Existem muitas ideias
erradas sobre a morte e isso faz com que quase ninguém fale sobre esse assunto
sem se corroer de medo e aflição. E também não faltam bordões sobre a morte,
máximas como “ninguém voltou para contar”, ou “para morrer basta estar vivo”, tem
ainda “a única certeza que se tem nessa vida é a morte”. De modo geral existe
um pânico e uma fobia quando se fala sobre o dia em que não estaremos mais
aqui, tamanha a aflição causada por esse assunto que se tornou um tabu, uma parte
obscura da breve experiência humana sobre o planeta Terra, pensar e falar sobre
a morte.
A cultura ocidental religiosa
e a tradição naturalizaram a concepção de que a morte deve nos encontrar numa
idade avançada, que aconteça sem dor, sem sofrimento, de preferência depois de
já se ter conquistado muitas coisas e realizado muitos sonhos.
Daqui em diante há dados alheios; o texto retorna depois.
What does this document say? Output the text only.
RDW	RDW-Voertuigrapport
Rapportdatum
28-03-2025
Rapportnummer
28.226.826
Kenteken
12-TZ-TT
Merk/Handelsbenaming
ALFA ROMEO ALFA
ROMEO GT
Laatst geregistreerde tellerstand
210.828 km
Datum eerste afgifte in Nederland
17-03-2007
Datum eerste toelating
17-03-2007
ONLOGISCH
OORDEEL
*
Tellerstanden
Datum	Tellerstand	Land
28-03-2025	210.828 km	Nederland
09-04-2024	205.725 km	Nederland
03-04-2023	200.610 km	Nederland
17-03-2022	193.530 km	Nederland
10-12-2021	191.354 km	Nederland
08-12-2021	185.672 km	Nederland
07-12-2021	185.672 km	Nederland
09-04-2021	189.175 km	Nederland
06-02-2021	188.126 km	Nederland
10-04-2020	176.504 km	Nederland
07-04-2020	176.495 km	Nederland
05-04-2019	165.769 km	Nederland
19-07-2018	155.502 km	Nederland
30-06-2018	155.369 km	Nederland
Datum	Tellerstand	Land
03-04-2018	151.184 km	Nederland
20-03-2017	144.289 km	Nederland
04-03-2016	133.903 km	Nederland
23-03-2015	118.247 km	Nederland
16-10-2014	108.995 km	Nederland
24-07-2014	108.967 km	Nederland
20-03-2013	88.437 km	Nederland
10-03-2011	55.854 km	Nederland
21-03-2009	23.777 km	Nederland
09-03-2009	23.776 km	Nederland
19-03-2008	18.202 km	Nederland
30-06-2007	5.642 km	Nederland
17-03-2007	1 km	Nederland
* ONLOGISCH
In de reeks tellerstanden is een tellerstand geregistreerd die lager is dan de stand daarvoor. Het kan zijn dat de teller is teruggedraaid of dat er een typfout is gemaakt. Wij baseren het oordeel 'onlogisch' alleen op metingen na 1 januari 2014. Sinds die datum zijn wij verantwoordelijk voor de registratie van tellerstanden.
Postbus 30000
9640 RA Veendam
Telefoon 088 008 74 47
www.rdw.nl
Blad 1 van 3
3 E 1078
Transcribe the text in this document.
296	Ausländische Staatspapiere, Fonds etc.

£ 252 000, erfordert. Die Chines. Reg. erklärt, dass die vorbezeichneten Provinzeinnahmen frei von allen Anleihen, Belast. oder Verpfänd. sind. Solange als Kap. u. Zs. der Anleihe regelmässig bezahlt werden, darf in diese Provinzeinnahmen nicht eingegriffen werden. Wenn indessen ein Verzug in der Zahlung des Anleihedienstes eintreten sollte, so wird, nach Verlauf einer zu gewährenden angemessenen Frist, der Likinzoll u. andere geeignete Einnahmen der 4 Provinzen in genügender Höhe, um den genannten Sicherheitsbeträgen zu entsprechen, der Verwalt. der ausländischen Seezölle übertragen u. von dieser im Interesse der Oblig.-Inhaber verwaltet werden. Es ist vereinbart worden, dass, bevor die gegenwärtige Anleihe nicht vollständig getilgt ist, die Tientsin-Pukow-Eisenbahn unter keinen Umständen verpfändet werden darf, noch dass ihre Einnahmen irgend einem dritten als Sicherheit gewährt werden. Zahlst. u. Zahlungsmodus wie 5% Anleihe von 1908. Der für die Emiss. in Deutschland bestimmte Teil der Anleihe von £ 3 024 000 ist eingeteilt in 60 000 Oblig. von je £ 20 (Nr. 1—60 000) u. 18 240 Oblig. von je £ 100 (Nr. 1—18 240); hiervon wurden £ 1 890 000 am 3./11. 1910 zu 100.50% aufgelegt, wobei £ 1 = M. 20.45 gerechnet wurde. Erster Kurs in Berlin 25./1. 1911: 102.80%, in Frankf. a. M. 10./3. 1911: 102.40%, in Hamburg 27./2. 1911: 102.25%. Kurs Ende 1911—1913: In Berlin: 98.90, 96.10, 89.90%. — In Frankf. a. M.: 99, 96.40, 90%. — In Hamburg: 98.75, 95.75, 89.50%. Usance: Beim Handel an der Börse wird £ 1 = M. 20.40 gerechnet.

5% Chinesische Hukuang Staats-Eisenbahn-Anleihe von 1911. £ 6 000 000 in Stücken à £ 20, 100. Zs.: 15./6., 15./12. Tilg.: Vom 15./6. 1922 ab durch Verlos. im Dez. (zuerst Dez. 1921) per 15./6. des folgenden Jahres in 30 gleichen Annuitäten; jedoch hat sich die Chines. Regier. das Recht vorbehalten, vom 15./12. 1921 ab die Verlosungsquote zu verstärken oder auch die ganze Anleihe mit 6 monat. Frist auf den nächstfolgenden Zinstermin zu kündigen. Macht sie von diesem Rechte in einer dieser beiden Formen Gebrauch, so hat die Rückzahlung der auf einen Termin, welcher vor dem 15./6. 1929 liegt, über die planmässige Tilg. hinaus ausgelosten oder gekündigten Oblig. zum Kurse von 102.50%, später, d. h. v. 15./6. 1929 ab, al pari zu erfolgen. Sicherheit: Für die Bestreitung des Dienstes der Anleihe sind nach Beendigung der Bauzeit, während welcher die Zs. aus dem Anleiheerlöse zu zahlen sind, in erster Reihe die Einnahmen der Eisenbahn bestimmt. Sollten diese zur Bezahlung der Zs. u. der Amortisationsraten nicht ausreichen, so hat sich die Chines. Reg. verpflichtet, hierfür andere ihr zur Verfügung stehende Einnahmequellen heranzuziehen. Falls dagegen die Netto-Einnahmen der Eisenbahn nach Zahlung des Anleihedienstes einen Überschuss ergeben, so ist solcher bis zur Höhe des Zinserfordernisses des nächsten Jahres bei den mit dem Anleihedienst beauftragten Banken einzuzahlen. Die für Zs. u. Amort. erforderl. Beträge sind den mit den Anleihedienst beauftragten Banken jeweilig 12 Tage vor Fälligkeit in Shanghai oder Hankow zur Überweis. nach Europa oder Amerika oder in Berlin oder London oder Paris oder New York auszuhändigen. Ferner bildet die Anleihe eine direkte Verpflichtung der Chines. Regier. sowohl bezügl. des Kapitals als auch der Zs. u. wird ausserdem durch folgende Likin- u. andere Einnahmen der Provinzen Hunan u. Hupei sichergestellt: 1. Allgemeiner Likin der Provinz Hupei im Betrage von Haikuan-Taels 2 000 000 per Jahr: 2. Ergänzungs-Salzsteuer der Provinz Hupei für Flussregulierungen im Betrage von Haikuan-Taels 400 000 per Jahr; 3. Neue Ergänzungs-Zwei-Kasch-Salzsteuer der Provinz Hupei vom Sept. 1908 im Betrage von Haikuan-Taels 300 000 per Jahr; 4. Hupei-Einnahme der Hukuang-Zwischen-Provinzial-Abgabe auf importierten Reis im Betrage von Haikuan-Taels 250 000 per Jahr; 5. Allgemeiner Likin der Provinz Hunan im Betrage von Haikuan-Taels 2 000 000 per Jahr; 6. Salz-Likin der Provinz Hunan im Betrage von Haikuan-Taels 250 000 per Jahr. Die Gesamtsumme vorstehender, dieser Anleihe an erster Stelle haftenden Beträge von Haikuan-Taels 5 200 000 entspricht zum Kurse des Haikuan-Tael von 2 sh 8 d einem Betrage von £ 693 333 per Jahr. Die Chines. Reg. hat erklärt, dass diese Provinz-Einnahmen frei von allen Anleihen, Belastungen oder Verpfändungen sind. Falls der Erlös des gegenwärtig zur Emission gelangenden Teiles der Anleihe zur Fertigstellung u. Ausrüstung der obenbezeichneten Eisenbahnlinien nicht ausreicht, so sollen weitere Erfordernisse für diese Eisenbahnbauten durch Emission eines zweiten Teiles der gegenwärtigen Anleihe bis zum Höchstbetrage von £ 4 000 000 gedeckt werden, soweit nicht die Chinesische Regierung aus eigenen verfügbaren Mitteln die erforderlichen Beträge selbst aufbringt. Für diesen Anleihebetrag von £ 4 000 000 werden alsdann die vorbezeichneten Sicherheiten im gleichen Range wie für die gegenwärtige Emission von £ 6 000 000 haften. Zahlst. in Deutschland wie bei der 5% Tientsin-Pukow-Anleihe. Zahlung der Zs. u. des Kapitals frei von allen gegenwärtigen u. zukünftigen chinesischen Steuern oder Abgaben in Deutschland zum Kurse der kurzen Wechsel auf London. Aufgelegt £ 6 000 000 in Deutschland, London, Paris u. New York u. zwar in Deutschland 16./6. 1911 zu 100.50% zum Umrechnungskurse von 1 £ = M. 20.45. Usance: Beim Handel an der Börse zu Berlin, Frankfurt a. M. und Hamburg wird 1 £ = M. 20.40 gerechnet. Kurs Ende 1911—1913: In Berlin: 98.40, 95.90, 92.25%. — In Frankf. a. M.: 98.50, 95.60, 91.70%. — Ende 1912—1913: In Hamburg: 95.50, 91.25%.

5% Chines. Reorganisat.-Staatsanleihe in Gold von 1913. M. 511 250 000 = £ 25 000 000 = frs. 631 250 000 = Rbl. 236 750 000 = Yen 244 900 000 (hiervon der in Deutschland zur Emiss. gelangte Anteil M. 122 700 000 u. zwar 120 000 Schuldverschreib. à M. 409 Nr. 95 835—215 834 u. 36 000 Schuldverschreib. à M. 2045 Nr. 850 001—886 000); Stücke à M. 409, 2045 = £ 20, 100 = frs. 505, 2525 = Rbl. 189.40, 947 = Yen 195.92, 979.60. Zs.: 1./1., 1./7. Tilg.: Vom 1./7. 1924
Para muita gente
que crê, a vida humana é tão mais especial que a dos outros animais, que depois
de morrer nossas almas retornam a este mundo de outras formas, que dependendo
da forma como vivemos depois de morrer iremos para um lugar bom (Céu) ou ruim
(Inferno), ou ainda que simplesmente a vida é o que se vive enquanto se está
vivo, não existe nada depois disso.
Ninguém gosta de falar
sobre a morte, talvez porque ninguém realmente entenda ou saiba o suficiente
para dar alguma opinião convincente que tranquilize o nosso próprio ego,
contrariando a expectativa de que essa vida um dia pode acabar. Outra coisa
perturbante quando se tenta falar sobre morte é a sensação de que existe ou
deveria existir um momento certo para a despedida. No entanto, assim como a
vida, a morte é totalmente imprevisível e nem sempre pode ser explicada de
forma racional ou progressiva como se houvesse um motivo que justifique seu
acontecimento.
De fato, a única certeza
é que lentamente ou não, caminhamos para o fim de nós mesmos. Desde o nascimento
já sabemos o que nos aguarda e a morte não deveria ser ritualizada da forma
negativa como geralmente se tem feito. A origem e o fim de uma vida fazem parte
do mesmo processo, compõem a mesma dinâmica, são faces opostas de uma mesma
moeda, completam o ciclo da vida e da experiência nesse mundo. Saber que essa
vida não é eterna nos obriga a aceitar que não adianta acumular bens materiais
ou achar que alguém é capaz de superar o efeito do tempo ou das circunstâncias sobre nossos corpos,
tudo tem seu tempo.
Incomoda o recorrente esoterismo quando se trata da morte. Existem tantas histórias
bonitas de nascimentos, mas nunca se ouve falar sobre histórias de uma bela e
abençoada morte. A morte é sempre recebida com sentimentos de confusão,
rebeldia, angústia e por uma enorme sensação de impotência. Poucas pessoas
conseguem aceitar a morte por um viés bom, perceber que nem só a sobrevivência
e a sua continuidade fazem parte da vida. Cada dia de vida deve ser vivido
sabendo que caminhamos para a morte – que a qualquer momento – por motivos fúteis
ou não estaremos partindo.
O desespero, a impotência
e a comoção generalizada por causa da morte só alcançam quem sabe que não viveu
da melhor forma, que deixou de aproveitar bons momentos com outras pessoas
porque estava mais dedicado/a a materialidade dessa vida do que a temporalidade
da existência. Se alguém está vivo, esse alguém está caminhando para a morte e
não muito diferente do nascimento, esse momento deveria ser recebido
com o mesmo sentimento de êxtase e realização. Só morre bem quem vive sabendo
que vai morrer e não tem medo de viver.